Shamoon Jamshed January 24, 2012 05:17

Wind Turbine RPM in CFD
 
Hi All

I want to run steady simulations of a wind turbine blade but I want that I don't need to specify rpm in the software rather the program itself rotate the blade and calculate rpm. I will have to specify only the wind velocity. Is it possible in case of steady state simulations?

Regards

Trues January 27, 2012 19:16

Is the problem that you don't know the RPM of the turbine and would like to model the steady state at a realistic speed? Or are you trying to do something more complex?

Far January 29, 2012 08:19

You want that the incoming air rotate the wind turbine. This is not possible in Fluent and CFX (according to my limited knowledge).

Dimeflow January 30, 2012 09:12

Quote:

Originally Posted by Shamoon Jamshed (Post 340788)
Hi All

I want to run steady simulations of a wind turbine blade but I want that I don't need to specify rpm in the software rather the program itself rotate the blade and calculate rpm.

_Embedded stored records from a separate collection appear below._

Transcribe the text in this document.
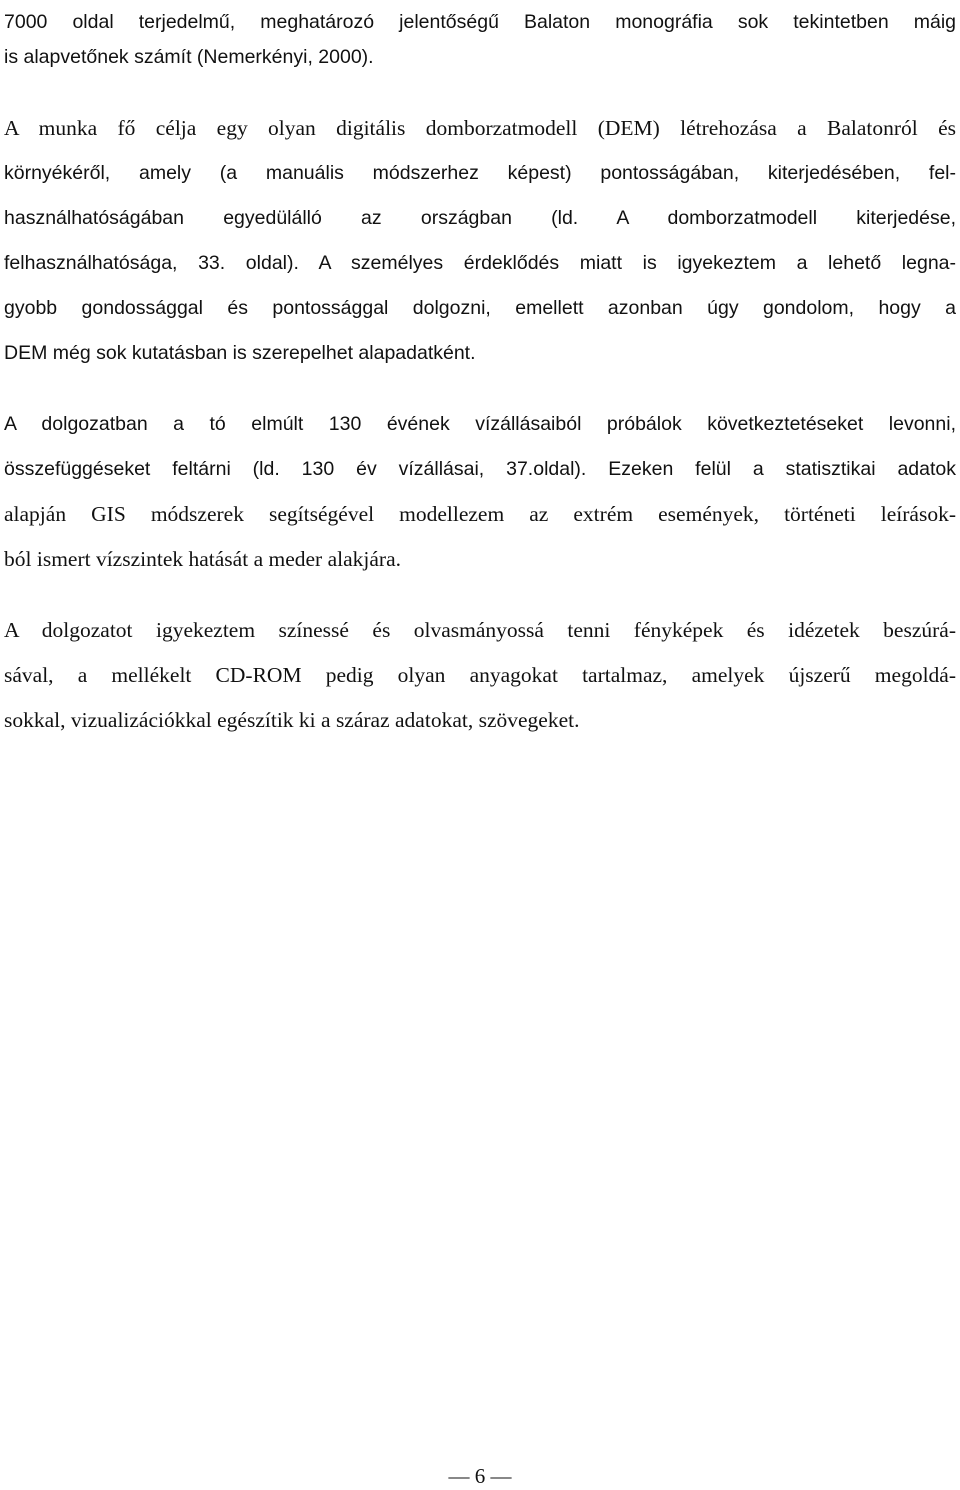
7000 oldal terjedelmű, meghatározó jelentőségű Balaton monográfia sok tekintetben máig
is alapvetőnek számít (Nemerkényi, 2000).
A munka fő célja egy olyan digitális domborzatmodell (DEM) létrehozása a Balatonról és
környékéről, amely (a manuális módszerhez képest) pontosságában, kiterjedésében, fel-
használhatóságában egyedülálló az országban (ld. A domborzatmodell kiterjedése,
felhasználhatósága, 33. oldal). A személyes érdeklődés miatt is igyekeztem a lehető legna-
gyobb gondossággal és pontossággal dolgozni, emellett azonban úgy gondolom, hogy a
DEM még sok kutatásban is szerepelhet alapadatként.
A dolgozatban a tó elmúlt 130 évének vízállásaiból próbálok következtetéseket levonni,
összefüggéseket feltárni (ld. 130 év vízállásai, 37.oldal). Ezeken felül a statisztikai adatok
alapján GIS módszerek segítségével modellezem az extrém események, történeti leírások-
ból ismert vízszintek hatását a meder alakjára.
A dolgozatot igyekeztem színessé és olvasmányossá tenni fényképek és idézetek beszúrá-
sával, a mellékelt CD-ROM pedig olyan anyagokat tartalmaz, amelyek újszerű megoldá-
sokkal, vizualizációkkal egészítik ki a száraz adatokat, szövegeket.
— 6 —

I will have to specify only the wind velocity. Is it possible in case of steady state simulations?

Regards


Hi Shamoon, what software are you using? The approach I woud use would be to define a rotating region around the blades and assign an (estimated RPM). When you've a solution I'd measure the torque on the blades and adjust the RPM accordingly, and re-run. When the torque approaches zero, would this not indicate the operating RPM at the given boundary conditions?

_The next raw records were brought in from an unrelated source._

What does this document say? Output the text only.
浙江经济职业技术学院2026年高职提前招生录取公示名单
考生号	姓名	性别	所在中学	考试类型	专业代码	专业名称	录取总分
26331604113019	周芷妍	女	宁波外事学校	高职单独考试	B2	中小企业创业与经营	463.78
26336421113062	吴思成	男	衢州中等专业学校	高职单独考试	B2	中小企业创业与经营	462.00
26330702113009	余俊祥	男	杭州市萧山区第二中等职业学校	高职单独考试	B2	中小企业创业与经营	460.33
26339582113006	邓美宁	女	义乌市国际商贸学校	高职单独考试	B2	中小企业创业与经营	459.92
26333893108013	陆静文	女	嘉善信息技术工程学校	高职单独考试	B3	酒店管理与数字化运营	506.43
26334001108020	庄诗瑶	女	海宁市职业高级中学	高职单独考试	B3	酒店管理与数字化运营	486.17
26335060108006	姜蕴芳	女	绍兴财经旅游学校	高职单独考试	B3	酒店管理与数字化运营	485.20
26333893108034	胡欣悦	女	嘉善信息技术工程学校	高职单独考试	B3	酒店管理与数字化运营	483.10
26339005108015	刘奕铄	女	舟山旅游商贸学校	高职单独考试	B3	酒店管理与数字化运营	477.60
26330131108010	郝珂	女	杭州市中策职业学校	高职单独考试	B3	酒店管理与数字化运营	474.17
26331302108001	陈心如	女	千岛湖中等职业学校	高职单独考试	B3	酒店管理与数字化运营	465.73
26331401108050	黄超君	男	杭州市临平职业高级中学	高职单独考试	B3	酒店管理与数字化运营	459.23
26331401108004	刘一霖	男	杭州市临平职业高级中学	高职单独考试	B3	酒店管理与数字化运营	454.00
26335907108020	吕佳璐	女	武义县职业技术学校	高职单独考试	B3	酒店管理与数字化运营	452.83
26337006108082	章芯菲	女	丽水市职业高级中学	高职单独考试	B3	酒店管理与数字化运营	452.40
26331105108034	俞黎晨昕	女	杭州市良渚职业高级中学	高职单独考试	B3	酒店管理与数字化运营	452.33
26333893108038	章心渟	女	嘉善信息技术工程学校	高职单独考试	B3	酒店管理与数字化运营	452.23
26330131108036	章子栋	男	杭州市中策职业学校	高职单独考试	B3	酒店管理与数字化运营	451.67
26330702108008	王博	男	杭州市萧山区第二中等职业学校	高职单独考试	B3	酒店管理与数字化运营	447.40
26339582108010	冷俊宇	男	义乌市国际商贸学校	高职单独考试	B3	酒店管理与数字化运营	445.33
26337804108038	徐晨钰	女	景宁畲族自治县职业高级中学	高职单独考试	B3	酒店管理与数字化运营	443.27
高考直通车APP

I appreciate the above might seem a little long-winded (no pun intended) but you could probably set up a monitor point which measures the torque on the blades so you could change the RPM dynamically during the solving process.

Shamoon Jamshed February 13, 2012 13:42

Your quote
"Hi Shamoon, what software are you using? The approach I woud use would be to define a rotating region around the blades and assign an (estimated RPM). When you've a solution I'd measure the torque on the blades and adjust the RPM accordingly, and re-run. When the torque approaches zero, would this not indicate the operating RPM at the given boundary conditions?

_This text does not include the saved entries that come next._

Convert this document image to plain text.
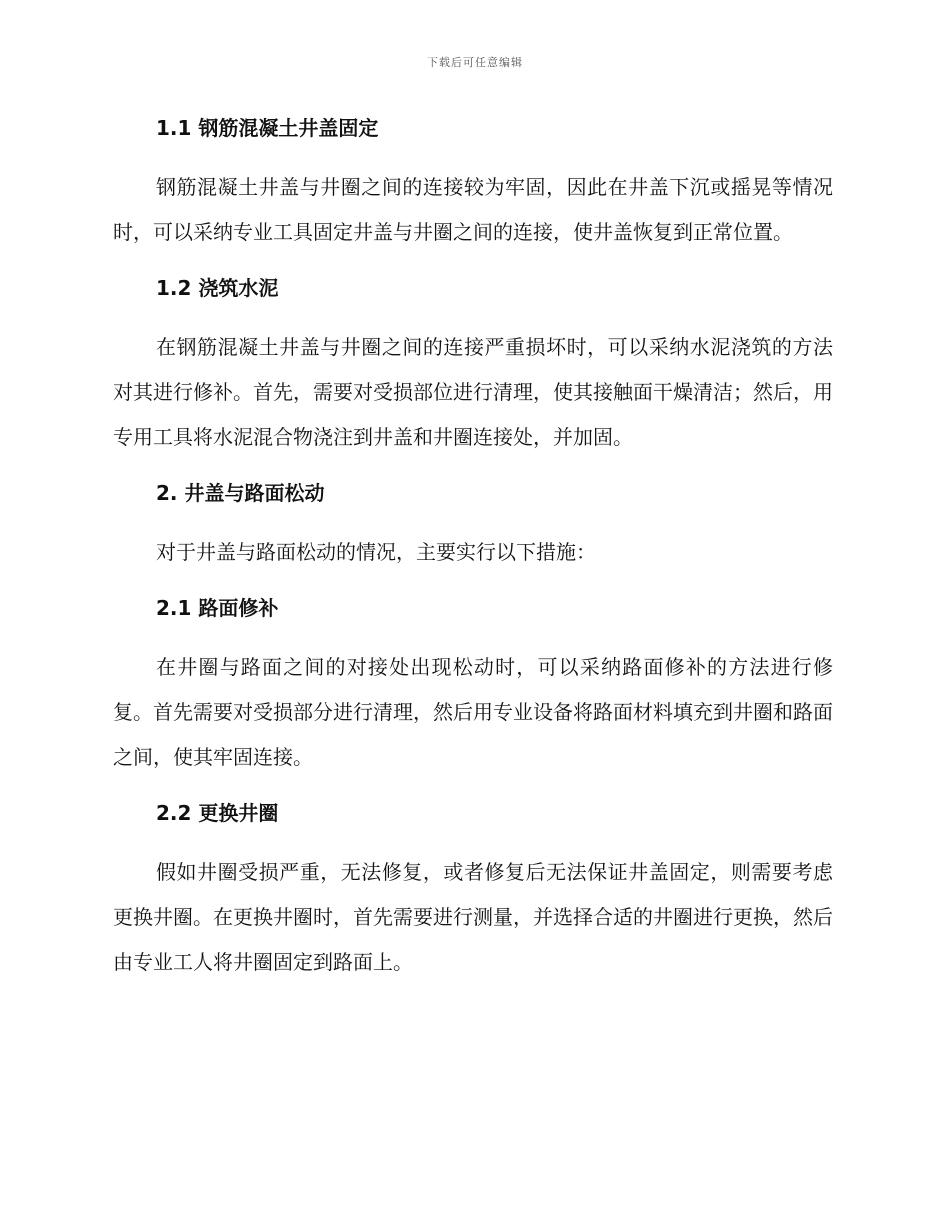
下载后可任意编辑
1.1 钢筋混凝土井盖固定

钢筋混凝土井盖与井圈之间的连接较为牢固，因此在井盖下沉或摇晃等情况时，可以采纳专业工具固定井盖与井圈之间的连接，使井盖恢复到正常位置。

1.2 浇筑水泥

在钢筋混凝土井盖与井圈之间的连接严重损坏时，可以采纳水泥浇筑的方法对其进行修补。首先，需要对受损部位进行清理，使其接触面干燥清洁；然后，用专用工具将水泥混合物浇注到井盖和井圈连接处，并加固。

2. 井盖与路面松动

对于井盖与路面松动的情况，主要实行以下措施：

2.1 路面修补

在井圈与路面之间的对接处出现松动时，可以采纳路面修补的方法进行修复。首先需要对受损部分进行清理，然后用专业设备将路面材料填充到井圈和路面之间，使其牢固连接。

2.2 更换井圈

假如井圈受损严重，无法修复，或者修复后无法保证井盖固定，则需要考虑更换井圈。在更换井圈时，首先需要进行测量，并选择合适的井圈进行更换，然后由专业工人将井圈固定到路面上。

I appreciate the above might seem a little long-winded (no pun intended) but you could probably set up a monitor point which measures the torque on the blades so you could change the RPM dynamically during the solving process."


Your quote has raised a few questions:

In the first para what do you mean by "When the torque approaches zero" Does it mean that while observing the monitor for Cm about an axis the moments become constant (although still it cant be zero I believe).

Why to monitor some point to measure the torque while this can be done with monitor Moment coefficient about the rotation axis.
How can the RPM be changed dynamically with this?